Saturn's rings cut across an eerie scene that is ruled by Titan's luminous crescent and globe-encircling haze, broken by the small moon Enceladus, whose icy jets are dimly visible at its south pole. North is up.

Incidentally, the Cassini-Huygens mission was also a great success on the political front, with 18 countries working together towards achieving the same goal.

Another great achievement is the progress in the development of ion propulsion.

An artist's rendition of the Dawn spacecraft orbiting Ceres.

We are going through a big change in the way missions are designed thanks to the increasing performance of this technology. The Dawn mission is a fantastic example of ion propulsion and how it facilitates having multiple destinations.
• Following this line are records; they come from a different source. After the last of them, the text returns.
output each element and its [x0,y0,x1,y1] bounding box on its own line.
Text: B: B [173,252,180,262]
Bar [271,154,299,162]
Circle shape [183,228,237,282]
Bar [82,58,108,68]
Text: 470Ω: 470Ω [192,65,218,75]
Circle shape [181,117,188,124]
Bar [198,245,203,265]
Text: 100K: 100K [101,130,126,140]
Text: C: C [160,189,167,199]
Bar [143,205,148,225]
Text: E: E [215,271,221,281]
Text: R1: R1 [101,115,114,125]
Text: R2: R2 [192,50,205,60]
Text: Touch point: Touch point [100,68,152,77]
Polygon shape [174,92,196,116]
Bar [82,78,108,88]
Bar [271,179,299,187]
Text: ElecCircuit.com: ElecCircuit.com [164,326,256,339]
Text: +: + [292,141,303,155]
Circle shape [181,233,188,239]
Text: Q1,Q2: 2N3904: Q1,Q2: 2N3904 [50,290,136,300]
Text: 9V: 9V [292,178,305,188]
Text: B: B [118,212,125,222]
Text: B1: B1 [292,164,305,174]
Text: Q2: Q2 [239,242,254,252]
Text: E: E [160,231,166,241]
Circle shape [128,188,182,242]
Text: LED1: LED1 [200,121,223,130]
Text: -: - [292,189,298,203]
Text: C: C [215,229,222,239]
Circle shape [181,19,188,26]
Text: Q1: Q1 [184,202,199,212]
Ion propulsion also enables extensive coverage of planetary bodies through "rendezvous."

NASA's Dawn spacecraft obtained this image with its framing camera on 18 July 2011. It was taken from a distance of about 10,500 km (6,500 miles) away from the protoplanet Vesta. The smallest detail visible is about 2.0 km (1.2 miles).

Dawn's visit to Vesta was impressive, but it is the prospect of its rendezvous with asteroid Ceres, Vesta's water-rich counterpart, that will greatly increase the overall science return of this mission by enabling the scientists to compare these two protoplanets.